- Hidalgo Yalalag Location in Mexico
- Coordinates: 17°11′N 96°11′W﻿ / ﻿17.183°N 96.183°W
- Country: Mexico
- State: Oaxaca
- Municipality: Villa Hidalgo

Population (2020)
- • Total: 1,752
- Time zone: UTC-6 (CST)

= Hidalgo Yalalag =

Villa Hidalgo Yalalag (also, Yalalag, Hidalgo Yalag, and Villa Hidalgo Yalalag, and San Juan Yalalag) is a village in Oaxaca, Mexico and the municipal seat of Villa Hidalgo Municipality.
It is located near Villa Alta District in the center of the Sierra Norte Region.

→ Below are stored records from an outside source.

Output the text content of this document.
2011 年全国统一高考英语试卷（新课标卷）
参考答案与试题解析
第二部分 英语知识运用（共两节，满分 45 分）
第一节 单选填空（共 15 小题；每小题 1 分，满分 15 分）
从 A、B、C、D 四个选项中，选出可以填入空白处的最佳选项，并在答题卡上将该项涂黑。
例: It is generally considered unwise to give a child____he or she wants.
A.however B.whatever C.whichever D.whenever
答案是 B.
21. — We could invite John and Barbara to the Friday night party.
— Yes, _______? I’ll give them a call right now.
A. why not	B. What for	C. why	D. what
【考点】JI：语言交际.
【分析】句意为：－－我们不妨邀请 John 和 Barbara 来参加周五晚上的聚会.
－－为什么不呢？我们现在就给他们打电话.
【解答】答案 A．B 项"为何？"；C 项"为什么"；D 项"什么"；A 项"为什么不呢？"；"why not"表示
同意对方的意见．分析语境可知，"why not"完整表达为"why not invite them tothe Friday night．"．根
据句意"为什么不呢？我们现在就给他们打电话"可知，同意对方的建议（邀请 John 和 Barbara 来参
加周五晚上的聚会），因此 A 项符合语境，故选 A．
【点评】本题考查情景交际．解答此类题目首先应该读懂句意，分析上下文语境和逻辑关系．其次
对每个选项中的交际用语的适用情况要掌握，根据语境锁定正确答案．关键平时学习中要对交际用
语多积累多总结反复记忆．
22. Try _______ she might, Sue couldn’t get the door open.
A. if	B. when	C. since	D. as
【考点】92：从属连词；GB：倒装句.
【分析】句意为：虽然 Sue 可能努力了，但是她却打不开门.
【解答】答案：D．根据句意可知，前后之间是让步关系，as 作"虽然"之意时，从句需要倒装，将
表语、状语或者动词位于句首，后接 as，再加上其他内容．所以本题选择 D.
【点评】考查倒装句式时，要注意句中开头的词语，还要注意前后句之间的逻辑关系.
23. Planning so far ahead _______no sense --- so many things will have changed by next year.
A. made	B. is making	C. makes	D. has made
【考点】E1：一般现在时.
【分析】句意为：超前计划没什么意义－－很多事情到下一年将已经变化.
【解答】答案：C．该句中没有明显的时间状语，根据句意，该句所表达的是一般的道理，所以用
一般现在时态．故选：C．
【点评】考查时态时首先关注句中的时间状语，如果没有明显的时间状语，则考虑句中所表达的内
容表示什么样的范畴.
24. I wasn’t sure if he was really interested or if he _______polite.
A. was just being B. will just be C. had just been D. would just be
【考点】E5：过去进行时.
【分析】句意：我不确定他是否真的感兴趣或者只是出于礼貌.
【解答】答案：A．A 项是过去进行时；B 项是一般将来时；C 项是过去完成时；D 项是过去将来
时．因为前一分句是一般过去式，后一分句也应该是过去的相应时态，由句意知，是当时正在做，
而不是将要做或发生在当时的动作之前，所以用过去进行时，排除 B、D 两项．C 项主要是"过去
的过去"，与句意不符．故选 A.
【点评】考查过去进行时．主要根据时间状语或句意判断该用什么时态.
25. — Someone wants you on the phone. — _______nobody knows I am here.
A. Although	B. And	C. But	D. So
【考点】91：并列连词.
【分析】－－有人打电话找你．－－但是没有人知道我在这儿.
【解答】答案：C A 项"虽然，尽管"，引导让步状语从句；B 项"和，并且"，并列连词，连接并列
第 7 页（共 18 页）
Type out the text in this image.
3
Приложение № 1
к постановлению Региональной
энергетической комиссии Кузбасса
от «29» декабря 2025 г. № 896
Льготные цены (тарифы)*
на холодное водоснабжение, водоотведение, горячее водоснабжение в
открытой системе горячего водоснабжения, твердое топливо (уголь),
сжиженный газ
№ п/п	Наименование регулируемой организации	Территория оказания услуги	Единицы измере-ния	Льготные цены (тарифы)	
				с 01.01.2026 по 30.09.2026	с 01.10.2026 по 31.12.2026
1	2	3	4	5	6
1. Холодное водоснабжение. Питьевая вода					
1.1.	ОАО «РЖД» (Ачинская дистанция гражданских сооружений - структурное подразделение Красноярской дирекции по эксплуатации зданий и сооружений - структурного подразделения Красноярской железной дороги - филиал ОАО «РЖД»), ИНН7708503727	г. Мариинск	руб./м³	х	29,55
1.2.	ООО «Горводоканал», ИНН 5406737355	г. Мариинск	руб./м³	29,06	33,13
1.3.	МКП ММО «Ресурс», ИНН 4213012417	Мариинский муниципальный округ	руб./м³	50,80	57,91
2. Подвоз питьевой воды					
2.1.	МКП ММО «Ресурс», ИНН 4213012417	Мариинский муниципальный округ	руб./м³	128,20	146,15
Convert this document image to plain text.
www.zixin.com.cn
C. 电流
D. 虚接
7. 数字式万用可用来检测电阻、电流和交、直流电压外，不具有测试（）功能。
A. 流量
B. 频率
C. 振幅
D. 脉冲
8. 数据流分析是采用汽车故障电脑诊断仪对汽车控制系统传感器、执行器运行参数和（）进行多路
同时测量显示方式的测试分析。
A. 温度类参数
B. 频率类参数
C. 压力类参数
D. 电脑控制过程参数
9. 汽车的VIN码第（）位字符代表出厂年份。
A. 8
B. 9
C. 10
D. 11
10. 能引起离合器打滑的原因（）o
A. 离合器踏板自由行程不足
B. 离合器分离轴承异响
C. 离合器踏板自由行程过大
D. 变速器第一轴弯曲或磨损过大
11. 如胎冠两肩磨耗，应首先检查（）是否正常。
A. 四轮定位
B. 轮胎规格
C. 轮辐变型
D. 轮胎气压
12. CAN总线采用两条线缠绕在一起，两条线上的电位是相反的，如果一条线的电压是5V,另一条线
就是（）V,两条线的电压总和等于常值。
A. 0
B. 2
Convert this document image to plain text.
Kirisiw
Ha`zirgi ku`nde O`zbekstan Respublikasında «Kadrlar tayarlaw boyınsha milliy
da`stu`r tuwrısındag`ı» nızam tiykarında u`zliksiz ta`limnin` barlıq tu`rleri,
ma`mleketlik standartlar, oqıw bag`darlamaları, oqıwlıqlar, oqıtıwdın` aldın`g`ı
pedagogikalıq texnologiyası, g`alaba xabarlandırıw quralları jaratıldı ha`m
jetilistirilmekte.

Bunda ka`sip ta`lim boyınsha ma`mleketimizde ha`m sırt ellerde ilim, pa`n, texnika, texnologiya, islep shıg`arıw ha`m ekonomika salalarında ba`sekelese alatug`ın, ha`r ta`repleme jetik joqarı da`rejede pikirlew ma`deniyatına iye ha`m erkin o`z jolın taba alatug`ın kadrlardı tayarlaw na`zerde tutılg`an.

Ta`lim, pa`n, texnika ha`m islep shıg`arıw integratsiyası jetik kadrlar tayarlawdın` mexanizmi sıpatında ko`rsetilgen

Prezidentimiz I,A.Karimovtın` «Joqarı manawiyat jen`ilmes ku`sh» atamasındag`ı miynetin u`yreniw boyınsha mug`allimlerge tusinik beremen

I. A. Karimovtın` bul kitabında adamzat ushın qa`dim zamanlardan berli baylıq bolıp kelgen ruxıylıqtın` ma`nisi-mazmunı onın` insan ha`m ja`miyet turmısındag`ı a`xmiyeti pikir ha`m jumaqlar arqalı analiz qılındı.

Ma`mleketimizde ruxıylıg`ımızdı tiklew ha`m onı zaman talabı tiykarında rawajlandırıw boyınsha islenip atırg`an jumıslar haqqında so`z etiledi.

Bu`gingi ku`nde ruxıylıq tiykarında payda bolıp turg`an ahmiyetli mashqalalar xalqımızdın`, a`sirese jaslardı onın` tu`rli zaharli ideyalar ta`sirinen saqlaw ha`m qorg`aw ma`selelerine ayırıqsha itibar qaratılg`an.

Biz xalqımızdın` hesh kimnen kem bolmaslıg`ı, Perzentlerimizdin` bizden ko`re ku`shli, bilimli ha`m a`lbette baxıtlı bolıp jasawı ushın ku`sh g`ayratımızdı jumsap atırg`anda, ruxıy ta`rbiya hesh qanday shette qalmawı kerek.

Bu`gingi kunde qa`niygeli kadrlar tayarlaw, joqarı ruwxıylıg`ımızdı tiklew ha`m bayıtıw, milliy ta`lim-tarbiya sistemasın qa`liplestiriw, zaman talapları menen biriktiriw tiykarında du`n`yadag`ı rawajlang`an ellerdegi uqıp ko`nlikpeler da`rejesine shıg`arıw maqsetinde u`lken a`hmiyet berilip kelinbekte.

The town is divided into four neighborhoods (in Spanish called "barrios"). These 4 barrios are: San Juan, Santiago, Santa Catalina, and Santa Rosa.

==Culture==

On August 30 and July 24, in honor of San Juan Bautista, the townspeople of Villa Hidalgo Yalalag celebrate their annual festival, with popular dancing, processions, and offerings. The Yalalag cross is a locally designed piece of jewellery.

===Traditions===
Traditions include Semana Santa and Todos los Santos.

===Music===
Popular bands in Villa Hidalgo Yalalag are "Banda Uken ke Uken" and "Los Ratones."

=== In art ===
Mexican photographer Lola Álvarez Bravo's photograph Burial in Yalalag (1946) was included in the 1955 Museum of Modern Art exhibition Family of Man, which toured internationally during the 1950s and 1960s, with her image reaching millions of viewers.